During VVI and VVIR pacing the atria and ventricles beat independently and AV synchrony is lost. Occasionally this can have deleterious effects and cause a ‘pacemaker syndrome’.⁹ The pacemaker syndrome is, however, a complex of clinical signs and symptoms associated with loss of AV synchrony. A fall in blood pressure coinciding with the onset of ventricular pacing is consistent with the pacemaker syndrome. It was initially recognised with VVI pacing but can occur with any pacing mode if there is AV dissociation, and can be compared to the effects in patients with complete heart block and AV dissociation. The atria contract against closed AV valves with significant regurgitation of blood into the pulmonary and systemic circulation. Blood pressure, stroke volume and cardiac output may fall. The pacemaker syndrome can be eliminated by restoring AV synchrony.

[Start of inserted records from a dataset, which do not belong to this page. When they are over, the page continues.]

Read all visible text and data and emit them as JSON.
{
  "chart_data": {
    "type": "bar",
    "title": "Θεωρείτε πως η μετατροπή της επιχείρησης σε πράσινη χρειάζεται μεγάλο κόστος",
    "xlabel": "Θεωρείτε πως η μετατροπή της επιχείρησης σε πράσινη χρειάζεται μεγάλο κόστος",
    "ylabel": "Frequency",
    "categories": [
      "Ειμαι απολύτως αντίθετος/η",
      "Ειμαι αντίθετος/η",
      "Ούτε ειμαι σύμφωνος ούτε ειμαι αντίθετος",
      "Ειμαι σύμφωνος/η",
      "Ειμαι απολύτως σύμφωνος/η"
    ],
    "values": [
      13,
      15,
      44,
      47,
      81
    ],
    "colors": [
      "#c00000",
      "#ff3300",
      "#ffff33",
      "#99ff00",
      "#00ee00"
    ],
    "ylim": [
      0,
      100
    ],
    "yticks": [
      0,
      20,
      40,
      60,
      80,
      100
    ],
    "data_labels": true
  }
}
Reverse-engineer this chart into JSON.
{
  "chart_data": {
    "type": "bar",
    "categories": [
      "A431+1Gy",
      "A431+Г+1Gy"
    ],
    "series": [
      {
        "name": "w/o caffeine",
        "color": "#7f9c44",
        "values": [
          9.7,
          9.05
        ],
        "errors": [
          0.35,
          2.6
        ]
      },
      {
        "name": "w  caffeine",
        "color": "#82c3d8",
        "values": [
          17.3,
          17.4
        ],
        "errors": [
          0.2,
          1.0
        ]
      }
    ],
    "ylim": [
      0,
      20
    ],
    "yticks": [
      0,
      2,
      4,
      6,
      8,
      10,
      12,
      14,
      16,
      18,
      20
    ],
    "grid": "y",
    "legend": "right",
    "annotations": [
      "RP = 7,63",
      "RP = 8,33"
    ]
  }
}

Emergency and long-term haemodynamic effects of DDD or AAI pacing are generally superior to VVI pacing. In studies of patients with permanent pacing, there is a consistent lower mortality with DDD or AAI pacing compared to VVI pacing, and a significantly lower incidence of AF.² DDD and/or DVI pacing requires two pacing leads, one each in the RA and RV. Under appropriate conditions AAI and DVI pacing provide AV synchrony but not rate adaptation. DDD pacing will usually ensure AV synchrony and heart rate responsiveness, provided the SA node is normal.

Dual-chamber pacemakers require the AV interval to be set as close as possible to the normal P-R interval (140–200 ms). Traditionally, the pacing AV interval is arbitrarily set at about 150–200 ms. If interatrial conduction time (between the RA and LA) is significantly prolonged, the LV may contract before or at the same time as the LA, causing DDD pacemaker syndrome¹⁰ with decreased stroke volume and cardiac output (due to LA contraction against a closed mitral valve). Hence, if there is evidence of inadequate cardiac output or impaired oxygen delivery, the AV interval may need to be increased appropriately, or optimised using thermodilution cardiac output or echocardiographic techniques at various AV intervals.